Bernie Lunzer, president of the NewsGuild, said “Arnold Amber was of labour, and his passion and defence of it went back to the traditions he learned from his grandmother who worked with textile unions in Montreal. He worked hard on behalf of his peers at CBC and later for all the workers in what is now CWA Canada. As a leader he never forgot where he came from. He was truly a man of substance.”

Larry Cohen, former president of the Communications Workers of America, said: “From the first time I met Arnold 20 years ago until the last time I saw him a year ago, Arnold demonstrated a constant commitment to the union and to a progressive world. He never gave up fighting for his life despite debilitating disease and he never stopped fighting to build the movement.”

Amber served as president of the CBC branch of the Canadian Media Guild (CWA Canada Local 30213) through significant periods in the public broadcaster’s history, such as the creation of a single bargaining unit for English-language employees in 2004 and the 50-day lockout the following year.

Prior to joining the CBC, Amber was a Reuters correspondent in Africa and Europe, contributing to leading international newspapers, magazines and broadcasters, as well as working as a media trainer.

In 1994, he led an international team that directed South Africa’s public broadcaster’s coverage of the country’s first democratic elections.

In 2014, the Canadian Committee for World Press Freedom presented Amber its Spencer Moore Award for lifetime achievement.

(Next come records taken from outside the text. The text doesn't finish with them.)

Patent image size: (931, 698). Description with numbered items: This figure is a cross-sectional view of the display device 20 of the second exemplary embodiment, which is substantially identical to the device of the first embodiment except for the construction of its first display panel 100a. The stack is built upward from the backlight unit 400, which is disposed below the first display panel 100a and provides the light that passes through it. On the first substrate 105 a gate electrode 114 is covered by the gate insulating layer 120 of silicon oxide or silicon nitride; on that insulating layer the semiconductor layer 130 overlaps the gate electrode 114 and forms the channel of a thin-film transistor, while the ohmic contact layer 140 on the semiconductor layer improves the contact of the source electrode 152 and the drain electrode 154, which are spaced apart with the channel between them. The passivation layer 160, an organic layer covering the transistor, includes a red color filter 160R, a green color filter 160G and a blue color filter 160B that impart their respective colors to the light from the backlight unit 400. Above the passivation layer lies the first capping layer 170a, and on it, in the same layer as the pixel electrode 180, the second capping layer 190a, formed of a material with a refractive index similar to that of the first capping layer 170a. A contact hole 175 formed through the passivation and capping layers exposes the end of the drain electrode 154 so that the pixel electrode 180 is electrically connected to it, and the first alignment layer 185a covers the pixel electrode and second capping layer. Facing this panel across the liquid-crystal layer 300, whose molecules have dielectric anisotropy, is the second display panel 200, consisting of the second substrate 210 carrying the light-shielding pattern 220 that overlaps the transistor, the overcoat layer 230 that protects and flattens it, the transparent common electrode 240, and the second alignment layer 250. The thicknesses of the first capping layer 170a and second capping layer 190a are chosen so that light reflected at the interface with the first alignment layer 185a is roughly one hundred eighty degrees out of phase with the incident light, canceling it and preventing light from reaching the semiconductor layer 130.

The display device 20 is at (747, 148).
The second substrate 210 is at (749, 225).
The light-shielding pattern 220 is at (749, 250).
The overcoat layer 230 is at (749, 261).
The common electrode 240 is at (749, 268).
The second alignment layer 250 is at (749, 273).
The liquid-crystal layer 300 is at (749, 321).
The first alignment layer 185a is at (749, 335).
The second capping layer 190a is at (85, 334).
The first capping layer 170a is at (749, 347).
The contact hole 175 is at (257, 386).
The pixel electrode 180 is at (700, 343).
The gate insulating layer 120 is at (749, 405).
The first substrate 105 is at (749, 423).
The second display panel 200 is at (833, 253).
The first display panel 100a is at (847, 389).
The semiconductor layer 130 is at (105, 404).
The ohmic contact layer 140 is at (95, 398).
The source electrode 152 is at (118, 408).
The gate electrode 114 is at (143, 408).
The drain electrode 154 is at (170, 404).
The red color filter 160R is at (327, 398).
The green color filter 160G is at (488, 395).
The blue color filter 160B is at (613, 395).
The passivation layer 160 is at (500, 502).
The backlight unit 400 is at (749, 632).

The innovative executive TV producer, who won three Gemini awards for news specials, had a long list of accomplishments. They included:

  • Founder of Canadian Journalists for Free Expression. He served as its president for two decades, participating in numerous campaigns in support of journalists in crisis and lobbying for legislation to protect their rights.
  • Helped create the International Freedom of Expression Exchange (IFEX), which speaks out whenever media workers are victims of harassment, violence and murder. It’s the world’s largest network of free expression advocates, with more than 80 member organizations.
  • Served for six years on the executive of the International Federation of Journalists. He was a member of the IFJ’s select committee that examined transition issues facing media around the world and in 2010 published Journalism: Unions in Touch with the Future.
  • In 2013, he was presented with the University of Ottawa’s Faculty of Social Sciences Outstanding Alumni Award. He earned a bachelor’s degree in political science from the University of Ottawa, followed by a master’s degree in political studies from Queen’s University, where he later taught and contributed to books on African politics and televised election debates.